The prevalence of sarcopaenia in cancer patients who require rehabilitation appears to be very high. In this study, the mean age was 71 years. The median number of days from admission to physical therapy was 14, indicating the occurrence of hospital-associated deconditioning and activity-related sarcopaenia during hospitalization. Furthermore, 76% of patients were malnourished, indicating the presence of nutrition-related sarcopaenia in some patients. Moreover, cancer and cancer treatment can cause disease-related sarcopaenia. Therefore, rehabilitation in cancer patients can be complicated by age-, activity-, nutrition-, and disease-related sarcopaenia, resulting in a very high prevalence of sarcopaenia. The prevalence of sarcopaenia during rehabilitation among older adults is 50% (13). For patients with multiple complicating causes of sarcopaenia, rehabilitation nutrition is useful for eliciting maximum function (4).
Rehabilitation nutrition is defined such that it: (i) evaluates holistically by the International Classification of Functioning, Disability and Health including the presence and causes of nutritional disorders, sarcopaenia, and excess or deficiency of nutrient intake; (ii) conducts rehabilitation nutrition diagnosis and goal setting; and (iii) elicits the highest body functions, activities, participation, and quality of life (QOL) achieved by improving nutritional status, sarcopaenia, and frailty using “nutrition care management that considers rehabilitation” and “rehabilitation that considers nutrition” in people with a disability and frail older people (14). Rehabilitation nutrition is provided by a rehabilitation nutrition care process that includes assessment and diagnostic reasoning, diagnosis, goal setting, intervention, and monitoring (14).

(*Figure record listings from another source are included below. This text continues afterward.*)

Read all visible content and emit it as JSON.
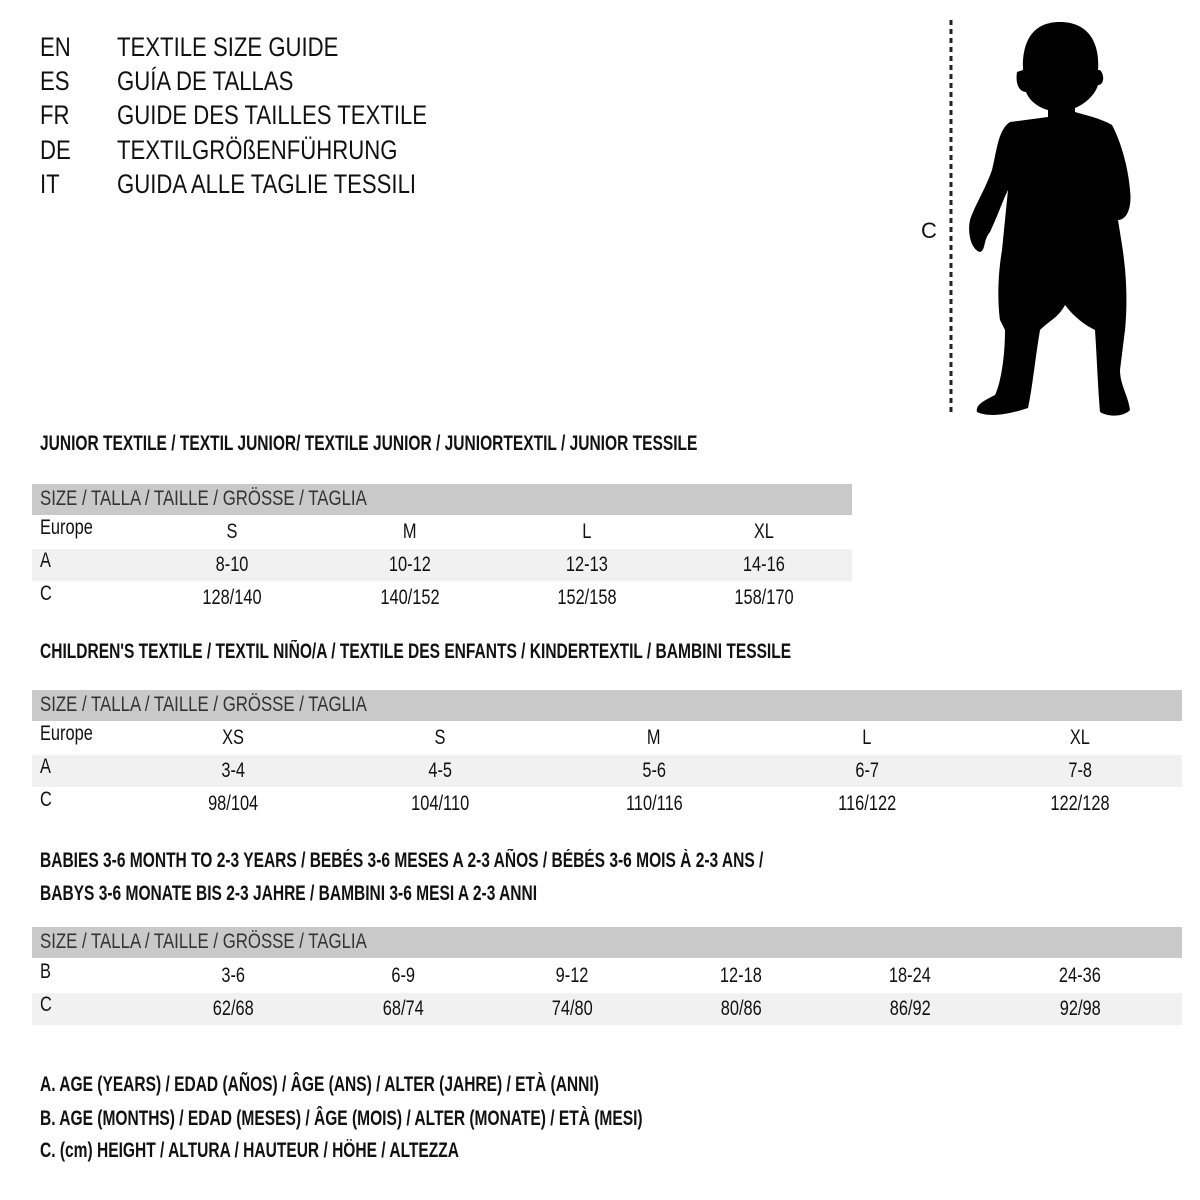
{
  "languages": [
    {
      "code": "EN",
      "title": "TEXTILE SIZE GUIDE"
    },
    {
      "code": "ES",
      "title": "GUÍA DE TALLAS"
    },
    {
      "code": "FR",
      "title": "GUIDE DES TAILLES TEXTILE"
    },
    {
      "code": "DE",
      "title": "TEXTILGRÖßENFÜHRUNG"
    },
    {
      "code": "IT",
      "title": "GUIDA ALLE TAGLIE TESSILI"
    }
  ],
  "figure": {
    "height_label": "C",
    "icon": "child-silhouette"
  },
  "colors": {
    "header_band": "#c9c9c9",
    "alt_row": "#f1f1f1",
    "text": "#111111"
  },
  "sections": [
    {
      "title_lines": [
        "JUNIOR TEXTILE / TEXTIL JUNIOR/ TEXTILE JUNIOR / JUNIORTEXTIL / JUNIOR TESSILE"
      ],
      "header": "SIZE / TALLA / TAILLE / GRÖSSE / TAGLIA",
      "rows": [
        {
          "label": "Europe",
          "values": [
            "S",
            "M",
            "L",
            "XL"
          ]
        },
        {
          "label": "A",
          "values": [
            "8-10",
            "10-12",
            "12-13",
            "14-16"
          ]
        },
        {
          "label": "C",
          "values": [
            "128/140",
            "140/152",
            "152/158",
            "158/170"
          ]
        }
      ]
    },
    {
      "title_lines": [
        "CHILDREN'S TEXTILE / TEXTIL NIÑO/A / TEXTILE DES ENFANTS / KINDERTEXTIL / BAMBINI TESSILE"
      ],
      "header": "SIZE / TALLA / TAILLE / GRÖSSE / TAGLIA",
      "rows": [
        {
          "label": "Europe",
          "values": [
            "XS",
            "S",
            "M",
            "L",
            "XL"
          ]
        },
        {
          "label": "A",
          "values": [
            "3-4",
            "4-5",
            "5-6",
            "6-7",
            "7-8"
          ]
        },
        {
          "label": "C",
          "values": [
            "98/104",
            "104/110",
            "110/116",
            "116/122",
            "122/128"
          ]
        }
      ]
    },
    {
      "title_lines": [
        "BABIES 3-6 MONTH TO 2-3 YEARS / BEBÉS 3-6 MESES A 2-3 AÑOS / BÉBÉS 3-6 MOIS À 2-3 ANS /",
        "BABYS 3-6 MONATE BIS 2-3 JAHRE / BAMBINI 3-6 MESI A 2-3 ANNI"
      ],
      "header": "SIZE / TALLA / TAILLE / GRÖSSE / TAGLIA",
      "rows": [
        {
          "label": "B",
          "values": [
            "3-6",
            "6-9",
            "9-12",
            "12-18",
            "18-24",
            "24-36"
          ]
        },
        {
          "label": "C",
          "values": [
            "62/68",
            "68/74",
            "74/80",
            "80/86",
            "86/92",
            "92/98"
          ]
        }
      ]
    }
  ],
  "legend": [
    "A. AGE (YEARS) / EDAD (AÑOS) / ÂGE (ANS) / ALTER (JAHRE) / ETÀ (ANNI)",
    "B. AGE (MONTHS) / EDAD (MESES) / ÂGE (MOIS) / ALTER (MONATE) / ETÀ (MESI)",
    "C. (cm) HEIGHT / ALTURA / HAUTEUR / HÖHE / ALTEZZA"
  ]
}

Although sarcopaenia and ADL are possibly associated with dysphagia in cancer patients who require rehabilitation, this study was underpowered to detect this relationship. The power to detect a statistically significant association between sarcopaenia and dysphagia was low (0.469). One reason for this low power was the high prevalence of sarcopaenia in cancer patients who required rehabilitation. If the ratio of sarcopaenia patients to patients without sarcopaenia had been 1, the power would have been 0.599. Another reason for the low power was small sample size because 33 patients were excluded. There is evidence that sarcopaenia of appendicular skeletal muscle is associated with dysphagia in hospitalized older people (5). In addition, malnutrition is associated with lower ADLs and dysphagia in older people (3, 15). Therefore, organic dysphagia due to pharyngeal and oesophageal cancers and sarcopaenia might both cause dysphagia in cancer patients who require rehabilitation.

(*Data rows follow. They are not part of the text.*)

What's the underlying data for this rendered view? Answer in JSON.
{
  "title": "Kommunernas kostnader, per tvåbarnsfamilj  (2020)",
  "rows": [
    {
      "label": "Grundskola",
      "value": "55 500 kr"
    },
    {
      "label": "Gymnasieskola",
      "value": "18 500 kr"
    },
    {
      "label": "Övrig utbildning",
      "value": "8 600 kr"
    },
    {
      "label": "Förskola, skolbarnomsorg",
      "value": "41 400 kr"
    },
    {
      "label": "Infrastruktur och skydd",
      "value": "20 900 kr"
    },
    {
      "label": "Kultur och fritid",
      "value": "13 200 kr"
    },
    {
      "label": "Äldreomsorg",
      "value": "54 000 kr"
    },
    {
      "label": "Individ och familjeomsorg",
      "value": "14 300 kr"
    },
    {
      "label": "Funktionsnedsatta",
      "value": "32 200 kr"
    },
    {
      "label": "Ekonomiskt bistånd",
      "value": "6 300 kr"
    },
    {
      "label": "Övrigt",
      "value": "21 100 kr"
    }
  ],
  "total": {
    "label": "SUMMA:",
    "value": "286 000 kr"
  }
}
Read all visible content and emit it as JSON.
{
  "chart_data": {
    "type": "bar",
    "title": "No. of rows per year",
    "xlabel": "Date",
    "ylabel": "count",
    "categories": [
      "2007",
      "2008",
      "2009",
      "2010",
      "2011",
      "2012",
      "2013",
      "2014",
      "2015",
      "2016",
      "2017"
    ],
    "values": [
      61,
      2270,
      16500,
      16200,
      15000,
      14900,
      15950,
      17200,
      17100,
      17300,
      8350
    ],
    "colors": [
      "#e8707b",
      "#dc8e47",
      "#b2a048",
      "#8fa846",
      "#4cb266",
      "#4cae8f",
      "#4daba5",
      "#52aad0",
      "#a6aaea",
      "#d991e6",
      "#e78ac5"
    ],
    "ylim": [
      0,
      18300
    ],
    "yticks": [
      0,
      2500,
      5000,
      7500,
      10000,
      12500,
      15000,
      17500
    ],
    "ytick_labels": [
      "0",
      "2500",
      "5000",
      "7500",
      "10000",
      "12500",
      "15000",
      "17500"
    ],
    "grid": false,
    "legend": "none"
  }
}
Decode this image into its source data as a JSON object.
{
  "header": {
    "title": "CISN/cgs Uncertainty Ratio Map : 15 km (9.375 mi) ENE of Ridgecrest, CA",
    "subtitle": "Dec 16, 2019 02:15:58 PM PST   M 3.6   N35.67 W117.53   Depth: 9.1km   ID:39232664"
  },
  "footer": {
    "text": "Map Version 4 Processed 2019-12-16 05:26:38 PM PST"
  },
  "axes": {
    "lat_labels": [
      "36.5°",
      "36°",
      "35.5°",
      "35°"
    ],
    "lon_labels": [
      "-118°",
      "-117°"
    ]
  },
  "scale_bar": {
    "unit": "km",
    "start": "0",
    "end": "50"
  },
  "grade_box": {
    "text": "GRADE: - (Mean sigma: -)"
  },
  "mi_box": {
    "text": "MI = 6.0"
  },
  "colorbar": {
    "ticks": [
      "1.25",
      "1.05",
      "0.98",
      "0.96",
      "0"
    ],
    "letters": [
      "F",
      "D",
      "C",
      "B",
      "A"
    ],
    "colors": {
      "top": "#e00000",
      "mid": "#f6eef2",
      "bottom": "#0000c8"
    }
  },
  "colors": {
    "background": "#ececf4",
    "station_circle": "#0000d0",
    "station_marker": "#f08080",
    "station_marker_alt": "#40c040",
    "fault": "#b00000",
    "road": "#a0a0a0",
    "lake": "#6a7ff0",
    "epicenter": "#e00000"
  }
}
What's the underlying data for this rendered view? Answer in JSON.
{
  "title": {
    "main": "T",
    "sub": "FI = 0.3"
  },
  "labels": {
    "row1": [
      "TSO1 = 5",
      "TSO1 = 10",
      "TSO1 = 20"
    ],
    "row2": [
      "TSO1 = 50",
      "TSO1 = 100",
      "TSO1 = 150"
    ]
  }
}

This study has several limitations. First, it was underpowered to detect a statistically significant association between sarcopaenia and dysphagia. Secondly, cancer types were divided into pharyngeal and oesophageal cancer or other cancers due to the small numbers of patients. In addition, we could not include the cancer site in the logistic regression analysis. Finally, cancer cachexia was not assessed. Further studies investigating associations between sarcopaenia, ADLs, and dysphagia should also assess cancer cachexia in a larger number of patients with specific types of cancer.
In conclusion, the prevalence of sarcopaenia in cancer patients who require rehabilitation is very high. No significant association was observed between sarcopaenia and dysphagia. Further studies with larger sample sizes are needed to assess any potential associations between sarcopaenia and dysphagia in cancer patients.
Hidetaka Wakabayashi, Rimiko Takahashi, Naoko Watanabe, Hideyuki Oritsu, Yoshitaka Shimizu declare no conflicts of interest. This work was supported by a research Grant-in-Aid for Scientific Research C (no. 16K01460) from the Ministry of Education, Science, Culture, Sports, Science, and Technology of Japan.